Анук, mon amour - Виктория Платова 28 стр.


– Не сомневаюсь, мсье Перссон, но сейчас меня интересует вполне конкретная информация.

– Да-да, конечно. Я готов ответить на ваши вопросы.

– Расскажите-ка мне об этом букинистическом. Почему Ги Кутарба положил глаз именно на него? Он ведь, как все твердят в один голос, парфюмер и вряд ли стал бы заниматься книгами.

– Не думаю, что букинистический магазин интересовал его именно как букинистический. Он довольно удобно расположен. Это касается не только внешней, так сказать, топографии, но и внутренней. Вполне логично предположить, что мсье Кутарба хотел открыть там собственный магазин. Парфюмерный.

– Да, этот логический вывод напрашивается сам собой. Вот только не далее, как несколько дней назад, я навестил этот приют индустрии ароматов.

– И… что?

– И ничего. Нет там никакого парфюмерного.

– Тогда… Возможно, мсье Кутарба купил букинистический под жилье. Такой вариант ведь тоже не исключен.

– У него есть жилье. Тихая пристань в девятнадцатом округе, на улице Музайя. Это ведь тоже вы сосватали ее мсье Кутарба, а?

– Да-да, как я мог забыть… Чудное место, сама патриархальность. Дикий жасмин, внутренние дворики, почти Италия, право слово. Жан-габеновский пейзаж.

– И сквозь брусчатку пробивается трава. Все эти прелести я тоже видел. Вернемся к букинистическому. Мсье Кутарба купил его больше года назад, как вы утверждаете, под парфюмерный магазин…

– Ничего такого я не утверждал. Я просто высказал предположение.

– Неважно. Так вот, я был там. Ничего не отремонтировано, разор и запустение, если так можно выразиться. Вот вы, специалист, объясните мне – зачем покупать коммерческую недвижимость только для того, чтобы купить?

– Откуда же мне знать? Поговорите об этом с самим мсье Кутарба. в конце концов, это его собственность. Я всего лишь агент. Посредник.
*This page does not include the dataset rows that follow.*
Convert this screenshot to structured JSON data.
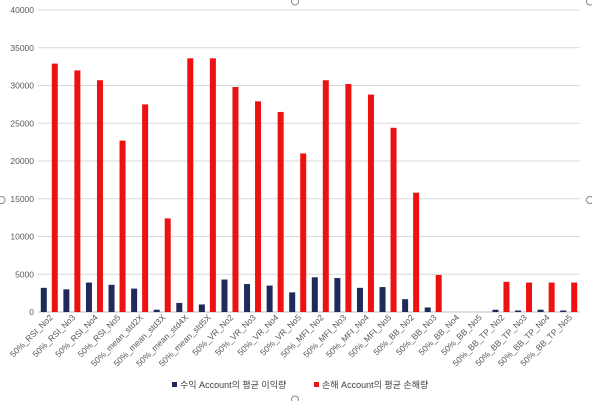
{
  "chart_data": {
    "type": "bar",
    "categories": [
      "50%_RSI_No2",
      "50%_RSI_No3",
      "50%_RSI_No4",
      "50%_RSI_No5",
      "50%_mean_std2X",
      "50%_mean_std3X",
      "50%_mean_std4X",
      "50%_mean_std5X",
      "50%_VR_No2",
      "50%_VR_No3",
      "50%_VR_No4",
      "50%_VR_No5",
      "50%_MFI_No2",
      "50%_MFI_No3",
      "50%_MFI_No4",
      "50%_MFI_No5",
      "50%_BB_No2",
      "50%_BB_No3",
      "50%_BB_No4",
      "50%_BB_No5",
      "50%_BB_TP_No2",
      "50%_BB_TP_No3",
      "50%_BB_TP_No4",
      "50%_BB_TP_No5"
    ],
    "series": [
      {
        "name": "수익 Account의 평균 이익량",
        "color": "#1f2a5c",
        "values": [
          3200,
          3000,
          3900,
          3600,
          3100,
          300,
          1200,
          1000,
          4300,
          3700,
          3500,
          2600,
          4600,
          4500,
          3200,
          3300,
          1700,
          600,
          0,
          0,
          300,
          200,
          300,
          200
        ]
      },
      {
        "name": "손해 Account의 평균 손해량",
        "color": "#ee1111",
        "values": [
          32900,
          32000,
          30700,
          22700,
          27500,
          12400,
          33600,
          33600,
          29800,
          27900,
          26500,
          21000,
          30700,
          30200,
          28800,
          24400,
          15800,
          4900,
          0,
          0,
          4000,
          3900,
          3900,
          3900
        ]
      }
    ],
    "yticks": [
      "0",
      "5000",
      "10000",
      "15000",
      "20000",
      "25000",
      "30000",
      "35000",
      "40000"
    ],
    "ylim": [
      0,
      40000
    ],
    "grid": true,
    "legend_position": "bottom"
  }
}
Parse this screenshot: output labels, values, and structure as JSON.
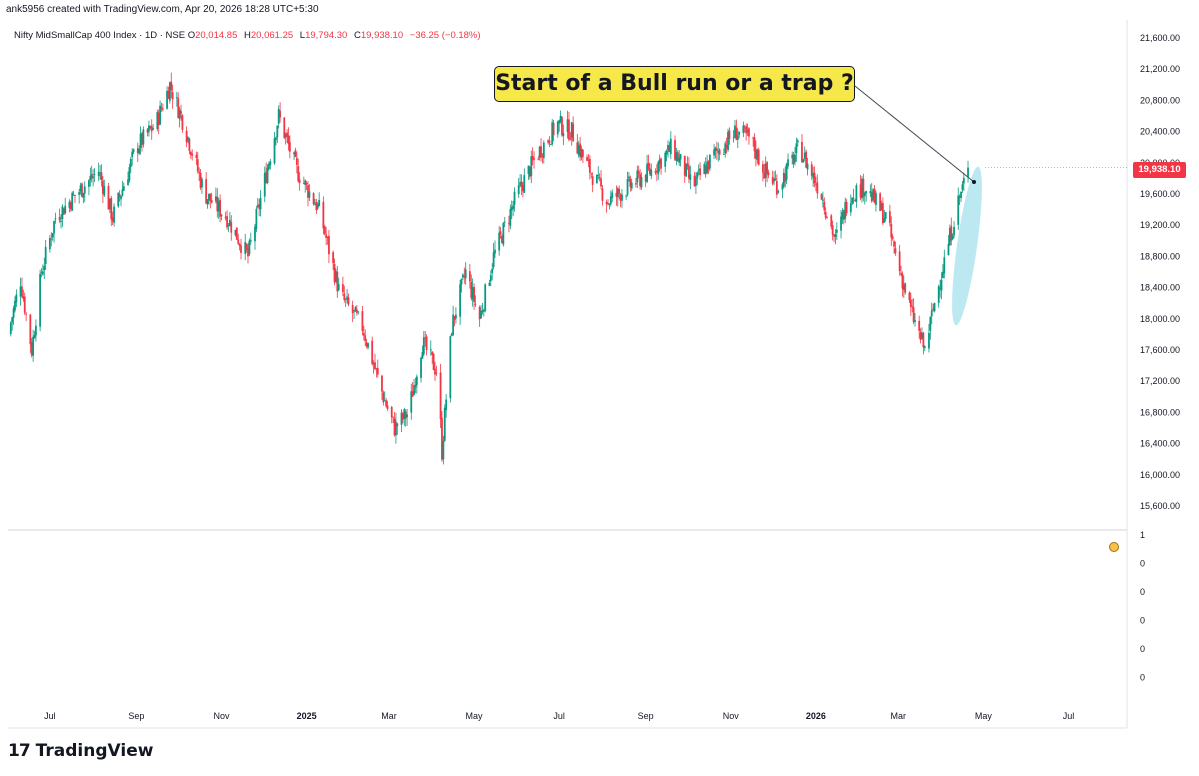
{
  "header": {
    "creator": "ank5956 created with TradingView.com, Apr 20, 2026 18:28 UTC+5:30"
  },
  "legend": {
    "symbol": "Nifty MidSmallCap 400 Index · 1D · NSE",
    "open_label": "O",
    "open": "20,014.85",
    "high_label": "H",
    "high": "20,061.25",
    "low_label": "L",
    "low": "19,794.30",
    "close_label": "C",
    "close": "19,938.10",
    "change": "−36.25 (−0.18%)"
  },
  "annotation": {
    "text": "Start of a Bull run or a trap ?"
  },
  "last_price_badge": "19,938.10",
  "footer": {
    "logo_mark": "17",
    "brand": "TradingView"
  },
  "colors": {
    "up": "#089981",
    "down": "#f23645",
    "callout_bg": "#f7e84a",
    "highlight": "#8fd8ea"
  },
  "icons": {
    "sub_pane_marker": "emoji-face-icon"
  },
  "chart_data": {
    "type": "candlestick",
    "y_axis_ticks": [
      "21,600.00",
      "21,200.00",
      "20,800.00",
      "20,400.00",
      "20,000.00",
      "19,600.00",
      "19,200.00",
      "18,800.00",
      "18,400.00",
      "18,000.00",
      "17,600.00",
      "17,200.00",
      "16,800.00",
      "16,400.00",
      "16,000.00",
      "15,600.00"
    ],
    "ylim": [
      15400,
      21900
    ],
    "x_axis_ticks": [
      {
        "label": "Jul",
        "bold": false
      },
      {
        "label": "Sep",
        "bold": false
      },
      {
        "label": "Nov",
        "bold": false
      },
      {
        "label": "2025",
        "bold": true
      },
      {
        "label": "Mar",
        "bold": false
      },
      {
        "label": "May",
        "bold": false
      },
      {
        "label": "Jul",
        "bold": false
      },
      {
        "label": "Sep",
        "bold": false
      },
      {
        "label": "Nov",
        "bold": false
      },
      {
        "label": "2026",
        "bold": true
      },
      {
        "label": "Mar",
        "bold": false
      },
      {
        "label": "May",
        "bold": false
      },
      {
        "label": "Jul",
        "bold": false
      }
    ],
    "sub_pane_ticks": [
      "1",
      "0",
      "0",
      "0",
      "0",
      "0"
    ],
    "price_path": [
      [
        "2024-06-01",
        17800
      ],
      [
        "2024-06-10",
        18500
      ],
      [
        "2024-06-18",
        17600
      ],
      [
        "2024-06-25",
        18600
      ],
      [
        "2024-07-05",
        19300
      ],
      [
        "2024-07-20",
        19600
      ],
      [
        "2024-08-05",
        19900
      ],
      [
        "2024-08-15",
        19300
      ],
      [
        "2024-09-01",
        20200
      ],
      [
        "2024-09-15",
        20500
      ],
      [
        "2024-09-25",
        21000
      ],
      [
        "2024-10-05",
        20500
      ],
      [
        "2024-10-20",
        19600
      ],
      [
        "2024-11-05",
        19300
      ],
      [
        "2024-11-20",
        18800
      ],
      [
        "2024-12-01",
        19700
      ],
      [
        "2024-12-12",
        20600
      ],
      [
        "2024-12-25",
        19900
      ],
      [
        "2025-01-10",
        19400
      ],
      [
        "2025-01-25",
        18300
      ],
      [
        "2025-02-10",
        17900
      ],
      [
        "2025-02-25",
        17000
      ],
      [
        "2025-03-05",
        16600
      ],
      [
        "2025-03-15",
        16800
      ],
      [
        "2025-03-25",
        17700
      ],
      [
        "2025-04-05",
        17300
      ],
      [
        "2025-04-08",
        16300
      ],
      [
        "2025-04-15",
        17900
      ],
      [
        "2025-04-25",
        18600
      ],
      [
        "2025-05-05",
        18000
      ],
      [
        "2025-05-15",
        18800
      ],
      [
        "2025-06-01",
        19600
      ],
      [
        "2025-06-15",
        20100
      ],
      [
        "2025-06-30",
        20500
      ],
      [
        "2025-07-10",
        20400
      ],
      [
        "2025-07-20",
        20000
      ],
      [
        "2025-08-05",
        19500
      ],
      [
        "2025-08-20",
        19700
      ],
      [
        "2025-09-05",
        19900
      ],
      [
        "2025-09-20",
        20200
      ],
      [
        "2025-10-05",
        19700
      ],
      [
        "2025-10-20",
        20100
      ],
      [
        "2025-11-05",
        20400
      ],
      [
        "2025-11-15",
        20300
      ],
      [
        "2025-11-25",
        19900
      ],
      [
        "2025-12-05",
        19700
      ],
      [
        "2025-12-20",
        20200
      ],
      [
        "2026-01-05",
        19600
      ],
      [
        "2026-01-15",
        19000
      ],
      [
        "2026-01-25",
        19600
      ],
      [
        "2026-02-05",
        19700
      ],
      [
        "2026-02-20",
        19300
      ],
      [
        "2026-03-01",
        18700
      ],
      [
        "2026-03-10",
        18100
      ],
      [
        "2026-03-20",
        17600
      ],
      [
        "2026-03-27",
        18200
      ],
      [
        "2026-04-05",
        18900
      ],
      [
        "2026-04-13",
        19500
      ],
      [
        "2026-04-20",
        19938.1
      ]
    ],
    "last_close": 19938.1
  }
}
– Сделка с домом на улице Музайя произошла позже?

– Э-э… Много позже.

– И все это время – я имею в виду время до приобретения дома на Музайя – он так ничего и не сделал с букинистическим. По-прежнему снимал квартирку на рю де ла Гранж. Странно, не правда ли?

– Причуды клиентов меня не касаются.

– Какую сумму мсье Кутарба вложил в покупку букинистического?
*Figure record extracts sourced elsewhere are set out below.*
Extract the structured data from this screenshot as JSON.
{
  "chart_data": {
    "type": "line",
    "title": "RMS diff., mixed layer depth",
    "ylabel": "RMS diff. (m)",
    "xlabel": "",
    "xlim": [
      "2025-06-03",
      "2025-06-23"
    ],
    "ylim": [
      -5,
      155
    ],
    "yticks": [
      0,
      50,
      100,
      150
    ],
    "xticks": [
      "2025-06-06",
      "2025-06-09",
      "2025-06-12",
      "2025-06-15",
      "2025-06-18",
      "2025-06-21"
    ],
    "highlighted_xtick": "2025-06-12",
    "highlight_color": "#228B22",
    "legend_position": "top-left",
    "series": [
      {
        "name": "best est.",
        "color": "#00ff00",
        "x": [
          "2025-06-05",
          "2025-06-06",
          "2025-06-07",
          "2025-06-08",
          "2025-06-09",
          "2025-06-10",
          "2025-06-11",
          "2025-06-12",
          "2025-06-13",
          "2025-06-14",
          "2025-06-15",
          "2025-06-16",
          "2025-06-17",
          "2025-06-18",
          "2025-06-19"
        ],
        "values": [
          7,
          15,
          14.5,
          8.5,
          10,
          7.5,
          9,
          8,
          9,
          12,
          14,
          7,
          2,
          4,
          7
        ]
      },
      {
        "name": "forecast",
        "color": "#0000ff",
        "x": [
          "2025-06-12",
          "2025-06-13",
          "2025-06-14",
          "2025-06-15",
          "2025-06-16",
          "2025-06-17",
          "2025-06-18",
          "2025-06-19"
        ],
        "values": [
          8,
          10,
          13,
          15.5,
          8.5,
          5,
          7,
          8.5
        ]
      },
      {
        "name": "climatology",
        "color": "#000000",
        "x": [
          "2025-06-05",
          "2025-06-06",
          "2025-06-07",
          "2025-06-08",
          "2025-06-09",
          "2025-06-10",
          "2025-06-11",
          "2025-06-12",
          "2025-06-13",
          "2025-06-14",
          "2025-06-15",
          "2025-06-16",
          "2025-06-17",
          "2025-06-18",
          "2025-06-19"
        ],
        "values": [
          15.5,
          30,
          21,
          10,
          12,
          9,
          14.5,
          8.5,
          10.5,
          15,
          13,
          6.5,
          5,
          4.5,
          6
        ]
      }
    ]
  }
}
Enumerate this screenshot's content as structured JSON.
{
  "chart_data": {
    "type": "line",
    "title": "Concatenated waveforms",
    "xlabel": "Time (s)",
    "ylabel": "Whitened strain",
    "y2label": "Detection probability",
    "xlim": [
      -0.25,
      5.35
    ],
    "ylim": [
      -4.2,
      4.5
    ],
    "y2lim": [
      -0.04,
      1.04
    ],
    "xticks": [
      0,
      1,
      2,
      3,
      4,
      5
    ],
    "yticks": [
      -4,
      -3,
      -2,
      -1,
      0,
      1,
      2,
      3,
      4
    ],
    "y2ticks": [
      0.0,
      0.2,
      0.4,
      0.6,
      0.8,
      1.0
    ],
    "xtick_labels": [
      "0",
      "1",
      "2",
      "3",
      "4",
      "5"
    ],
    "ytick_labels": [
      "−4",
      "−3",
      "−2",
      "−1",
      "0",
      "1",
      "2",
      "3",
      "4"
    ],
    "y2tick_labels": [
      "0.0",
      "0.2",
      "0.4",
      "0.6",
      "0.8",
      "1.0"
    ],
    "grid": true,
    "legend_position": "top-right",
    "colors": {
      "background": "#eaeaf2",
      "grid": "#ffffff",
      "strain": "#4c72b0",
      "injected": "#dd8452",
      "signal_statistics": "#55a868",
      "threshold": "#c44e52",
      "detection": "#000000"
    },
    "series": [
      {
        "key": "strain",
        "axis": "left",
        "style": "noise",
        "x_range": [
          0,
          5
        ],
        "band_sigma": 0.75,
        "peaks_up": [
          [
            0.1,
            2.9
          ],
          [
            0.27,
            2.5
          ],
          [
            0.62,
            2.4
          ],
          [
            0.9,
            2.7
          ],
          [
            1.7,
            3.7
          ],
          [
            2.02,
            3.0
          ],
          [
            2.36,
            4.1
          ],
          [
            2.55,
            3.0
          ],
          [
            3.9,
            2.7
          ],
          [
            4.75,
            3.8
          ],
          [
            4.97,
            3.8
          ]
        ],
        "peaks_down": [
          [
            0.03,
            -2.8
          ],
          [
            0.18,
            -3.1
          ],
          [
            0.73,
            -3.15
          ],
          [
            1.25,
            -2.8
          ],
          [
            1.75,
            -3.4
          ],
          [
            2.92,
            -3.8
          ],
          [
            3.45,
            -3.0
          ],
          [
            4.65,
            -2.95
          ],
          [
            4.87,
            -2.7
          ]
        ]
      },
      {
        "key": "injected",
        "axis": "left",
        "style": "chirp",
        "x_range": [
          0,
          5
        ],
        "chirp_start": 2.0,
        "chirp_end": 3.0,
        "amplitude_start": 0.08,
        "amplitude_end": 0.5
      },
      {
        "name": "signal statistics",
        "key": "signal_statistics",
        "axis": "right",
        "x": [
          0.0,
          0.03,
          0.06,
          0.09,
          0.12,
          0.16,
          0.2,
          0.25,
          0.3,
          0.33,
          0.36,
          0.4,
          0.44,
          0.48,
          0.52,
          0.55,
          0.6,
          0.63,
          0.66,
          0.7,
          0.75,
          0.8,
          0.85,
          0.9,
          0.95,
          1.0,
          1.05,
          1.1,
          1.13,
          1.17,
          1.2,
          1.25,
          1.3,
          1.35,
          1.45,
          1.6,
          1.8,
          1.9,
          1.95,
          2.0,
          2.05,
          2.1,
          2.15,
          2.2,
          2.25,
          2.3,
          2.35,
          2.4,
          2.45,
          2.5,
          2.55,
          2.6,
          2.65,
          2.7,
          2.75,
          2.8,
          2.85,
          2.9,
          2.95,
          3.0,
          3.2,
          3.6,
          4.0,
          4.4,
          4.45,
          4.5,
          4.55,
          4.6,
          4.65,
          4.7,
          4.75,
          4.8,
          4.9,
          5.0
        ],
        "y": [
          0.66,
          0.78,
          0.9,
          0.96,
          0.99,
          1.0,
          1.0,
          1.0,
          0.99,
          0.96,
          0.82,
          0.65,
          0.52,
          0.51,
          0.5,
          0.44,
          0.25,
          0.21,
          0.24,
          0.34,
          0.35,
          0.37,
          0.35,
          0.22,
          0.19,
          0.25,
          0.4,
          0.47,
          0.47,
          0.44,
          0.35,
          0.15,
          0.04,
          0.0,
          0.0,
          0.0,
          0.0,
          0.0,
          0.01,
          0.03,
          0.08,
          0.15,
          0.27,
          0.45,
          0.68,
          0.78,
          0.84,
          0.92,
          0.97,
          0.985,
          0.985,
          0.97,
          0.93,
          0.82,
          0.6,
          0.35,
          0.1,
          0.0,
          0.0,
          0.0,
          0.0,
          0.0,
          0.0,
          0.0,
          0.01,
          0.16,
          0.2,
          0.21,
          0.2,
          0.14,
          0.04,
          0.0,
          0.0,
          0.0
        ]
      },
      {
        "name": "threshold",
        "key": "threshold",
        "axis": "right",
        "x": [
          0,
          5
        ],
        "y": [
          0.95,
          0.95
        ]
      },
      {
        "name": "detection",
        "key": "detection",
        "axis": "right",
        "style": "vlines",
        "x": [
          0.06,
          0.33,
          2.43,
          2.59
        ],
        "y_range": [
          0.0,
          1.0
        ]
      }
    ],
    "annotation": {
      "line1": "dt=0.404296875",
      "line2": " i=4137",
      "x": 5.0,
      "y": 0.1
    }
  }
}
– Это конфиденциальная информация. Я не могу предоставить ее даже вам. Без соответствующей санкции, разумеется. Он что, обвиняется в неуплате налогов?

Он ни в чем не обвиняется. Во всяком случае – пока. Что вы знаете о бывших владельцах букинистического?

– Немного.

– Это, я надеюсь, не конфиденциальная информация?
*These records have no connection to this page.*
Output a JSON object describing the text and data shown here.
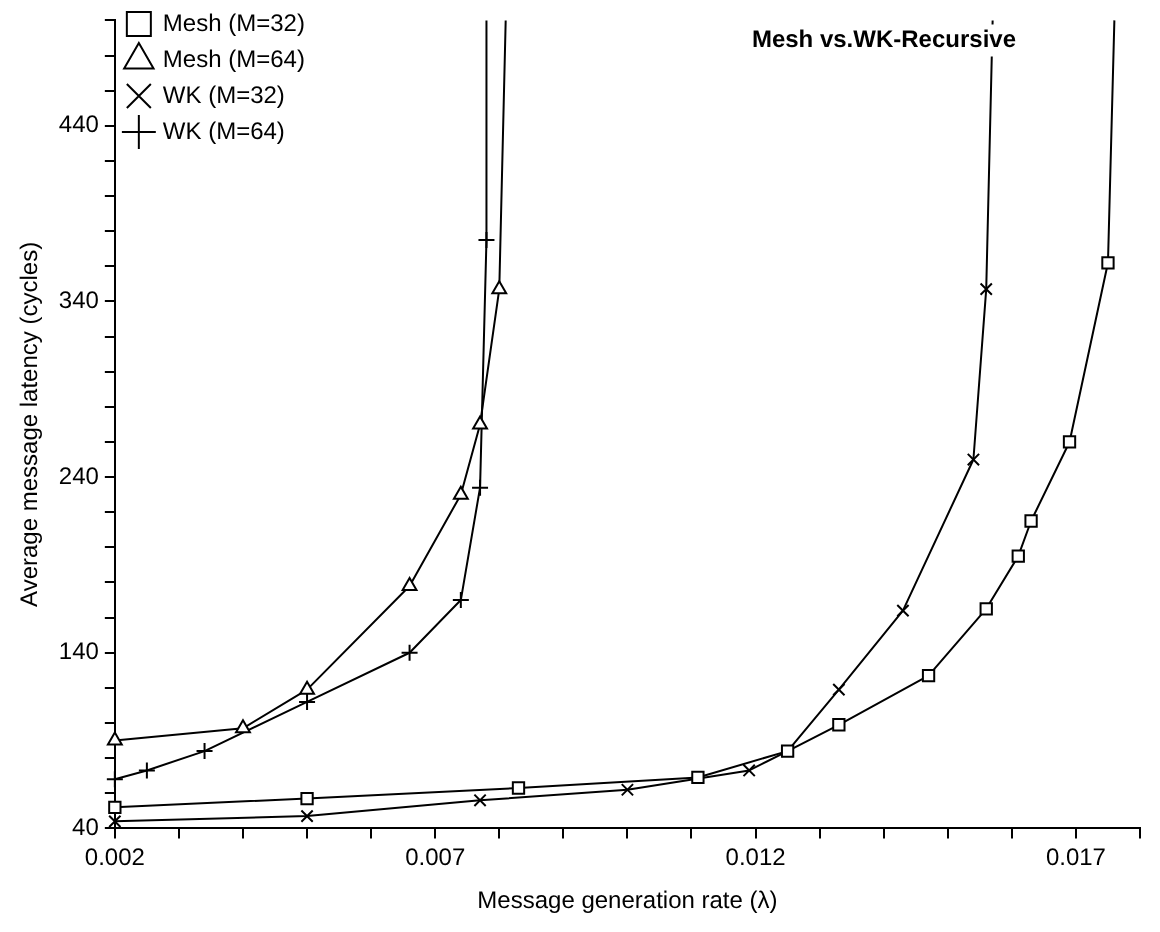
{
  "chart_data": {
    "type": "line",
    "title": "Mesh vs.WK-Recursive",
    "xlabel": "Message generation rate (λ)",
    "ylabel": "Average message latency (cycles)",
    "xlim": [
      0.002,
      0.018
    ],
    "xticks": [
      0.002,
      {
        "value": 0.003,
        "label": null
      },
      {
        "value": 0.004,
        "label": null
      },
      {
        "value": 0.005,
        "label": null
      },
      {
        "value": 0.006,
        "label": null
      },
      0.007,
      {
        "value": 0.008,
        "label": null
      },
      {
        "value": 0.009,
        "label": null
      },
      {
        "value": 0.01,
        "label": null
      },
      {
        "value": 0.011,
        "label": null
      },
      0.012,
      {
        "value": 0.013,
        "label": null
      },
      {
        "value": 0.014,
        "label": null
      },
      {
        "value": 0.015,
        "label": null
      },
      {
        "value": 0.016,
        "label": null
      },
      0.017,
      {
        "value": 0.018,
        "label": null
      }
    ],
    "ylim": [
      40,
      500
    ],
    "yticks": [
      40,
      {
        "value": 60,
        "label": null
      },
      {
        "value": 80,
        "label": null
      },
      {
        "value": 100,
        "label": null
      },
      {
        "value": 120,
        "label": null
      },
      140,
      {
        "value": 160,
        "label": null
      },
      {
        "value": 180,
        "label": null
      },
      {
        "value": 200,
        "label": null
      },
      {
        "value": 220,
        "label": null
      },
      240,
      {
        "value": 260,
        "label": null
      },
      {
        "value": 280,
        "label": null
      },
      {
        "value": 300,
        "label": null
      },
      {
        "value": 320,
        "label": null
      },
      340,
      {
        "value": 360,
        "label": null
      },
      {
        "value": 380,
        "label": null
      },
      {
        "value": 400,
        "label": null
      },
      {
        "value": 420,
        "label": null
      },
      440,
      {
        "value": 460,
        "label": null
      },
      {
        "value": 480,
        "label": null
      },
      {
        "value": 500,
        "label": null
      }
    ],
    "grid": false,
    "legend": "top left",
    "line_style": "solid",
    "series": [
      {
        "name": "Mesh (M=32)",
        "color": "#000000",
        "marker": "square",
        "x": [
          0.002,
          0.005,
          0.0083,
          0.0111,
          0.0125,
          0.0133,
          0.0147,
          0.0156,
          0.0161,
          0.0163,
          0.0169,
          0.0175,
          0.0176
        ],
        "values": [
          52,
          57,
          63,
          69,
          84,
          99,
          127,
          165,
          195,
          215,
          260,
          362,
          500
        ]
      },
      {
        "name": "Mesh (M=64)",
        "color": "#000000",
        "marker": "triangle",
        "x": [
          0.002,
          0.004,
          0.005,
          0.0066,
          0.0074,
          0.0077,
          0.008,
          0.0081
        ],
        "values": [
          90,
          97,
          119,
          178,
          230,
          270,
          347,
          500
        ]
      },
      {
        "name": "WK (M=32)",
        "color": "#000000",
        "marker": "cross",
        "x": [
          0.002,
          0.005,
          0.0077,
          0.01,
          0.0119,
          0.0125,
          0.0133,
          0.0143,
          0.0154,
          0.0156,
          0.0157
        ],
        "values": [
          44,
          47,
          56,
          62,
          73,
          84,
          119,
          164,
          250,
          347,
          500
        ]
      },
      {
        "name": "WK (M=64)",
        "color": "#000000",
        "marker": "plus",
        "x": [
          0.002,
          0.0025,
          0.0034,
          0.005,
          0.0066,
          0.0074,
          0.0077,
          0.0078,
          0.0078
        ],
        "values": [
          68,
          73,
          84,
          112,
          140,
          170,
          234,
          375,
          500
        ]
      }
    ]
  }
}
– Нет. Букинистический просуществовал больше пятидесяти лет. Л до этого там располагалась… кажется, лавка колониальных товаров. Специи, пряности, табак, чай… Хозяин лавки был осужден за коллаборационизм в сороковых. Типичная для того времени история.

– Хотелось бы ее услышать.

– Не ручаюсь за достоверность, но в самом конце Второй мировой там была уничтожена целая группа Сопротивления. Хозяин лавки донес о пятерке маки нацистам, уж не знаю, из каких соображений. После того, как его осудили, помещение некоторое время пустовало.

– А потом туда въехал букинистический.

– Да.

– Что же случилось с прежним хозяином?

– Не знаю. В Париж он не вернулся. Уже в шестидесятых он попытался предъявить права на магазин, даже заслал сюда дочь, но успехом это мероприятие не увенчалось.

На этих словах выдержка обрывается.